GAWAT JANIN
A.
Gawat Janin Dalam Persalinan
1.
Pengertian Gawat Janin
Secara luas istilah gawat janin telah banyak
dipergunakan, tapi definisi istilah ini sangat sempit dan istilah ini biasanya
menandakan kekhawatiran obstetris tentang keadaan janin, yang kemudian berakhir
dengan seksio sesarea atau persalinan buatan lainnya.
Keadaan janin biasanya dinilai dengan menghitung
denyut jantung janin (DJJ) dan memeriksa kemungkinan adanya mekonium di dalam
cairan amniom.

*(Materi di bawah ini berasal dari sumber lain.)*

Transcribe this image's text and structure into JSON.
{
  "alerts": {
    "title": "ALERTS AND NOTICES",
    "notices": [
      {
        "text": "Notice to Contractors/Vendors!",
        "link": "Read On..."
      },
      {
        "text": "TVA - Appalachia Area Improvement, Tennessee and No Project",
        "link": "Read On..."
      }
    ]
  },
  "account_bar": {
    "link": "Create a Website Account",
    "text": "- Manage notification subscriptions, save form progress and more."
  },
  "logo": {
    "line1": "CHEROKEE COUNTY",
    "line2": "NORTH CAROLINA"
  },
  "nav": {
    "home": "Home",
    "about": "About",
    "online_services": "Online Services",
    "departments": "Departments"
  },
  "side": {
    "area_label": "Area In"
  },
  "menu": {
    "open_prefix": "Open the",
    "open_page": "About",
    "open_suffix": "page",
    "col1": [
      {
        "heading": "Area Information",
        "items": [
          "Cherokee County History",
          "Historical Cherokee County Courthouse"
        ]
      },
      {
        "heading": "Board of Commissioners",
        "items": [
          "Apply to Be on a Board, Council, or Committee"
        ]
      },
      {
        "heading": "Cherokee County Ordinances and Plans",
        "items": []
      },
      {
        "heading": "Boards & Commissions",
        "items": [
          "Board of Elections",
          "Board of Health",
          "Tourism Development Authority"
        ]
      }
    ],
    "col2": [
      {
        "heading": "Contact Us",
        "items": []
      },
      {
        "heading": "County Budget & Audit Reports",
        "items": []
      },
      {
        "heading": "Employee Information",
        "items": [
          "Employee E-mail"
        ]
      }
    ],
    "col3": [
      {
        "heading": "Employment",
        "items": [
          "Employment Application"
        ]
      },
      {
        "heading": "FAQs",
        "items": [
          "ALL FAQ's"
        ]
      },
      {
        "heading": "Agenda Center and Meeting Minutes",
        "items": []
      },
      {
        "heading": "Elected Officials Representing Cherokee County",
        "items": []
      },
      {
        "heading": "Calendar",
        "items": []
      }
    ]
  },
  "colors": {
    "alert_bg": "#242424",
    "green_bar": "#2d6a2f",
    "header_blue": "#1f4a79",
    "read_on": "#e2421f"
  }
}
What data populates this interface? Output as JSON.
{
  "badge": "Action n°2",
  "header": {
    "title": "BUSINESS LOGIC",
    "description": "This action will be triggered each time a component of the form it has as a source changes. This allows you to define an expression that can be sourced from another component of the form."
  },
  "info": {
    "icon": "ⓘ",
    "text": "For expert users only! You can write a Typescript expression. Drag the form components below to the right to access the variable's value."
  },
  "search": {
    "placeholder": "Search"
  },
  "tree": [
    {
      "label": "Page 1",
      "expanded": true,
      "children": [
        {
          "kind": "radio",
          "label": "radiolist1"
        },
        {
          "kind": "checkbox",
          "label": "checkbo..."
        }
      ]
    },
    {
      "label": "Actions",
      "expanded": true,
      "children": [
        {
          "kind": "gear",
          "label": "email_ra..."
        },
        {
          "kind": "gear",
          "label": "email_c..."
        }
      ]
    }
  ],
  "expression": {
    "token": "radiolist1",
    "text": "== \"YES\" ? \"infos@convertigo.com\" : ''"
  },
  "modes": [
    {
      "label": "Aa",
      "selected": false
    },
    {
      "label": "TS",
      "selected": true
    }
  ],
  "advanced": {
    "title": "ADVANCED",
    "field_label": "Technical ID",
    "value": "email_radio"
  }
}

Sering dianggap DJJ yang abnormal, terutama bila ditemukan
mekonium, menandakan hipoksia dan asidosis. Akan tetapi, hal tersebut
seringkali tidak benar.
Misalnya, takikardi janin dapat disebabkan bukan
hanya oleh hipoksia dan asidosis, tapi juga oleh hipertermia, sekunder dari
infeksi intrauterin. Keadaan tersebut biasanya tidak berhubungan dengan hipoksia janin atau asidosis.
Sebaliknya, bila DJJ normal, adanya mekonium dalam cairan amnion tidak
berkaitan dengan meningkatnya insidensi asidosis janin.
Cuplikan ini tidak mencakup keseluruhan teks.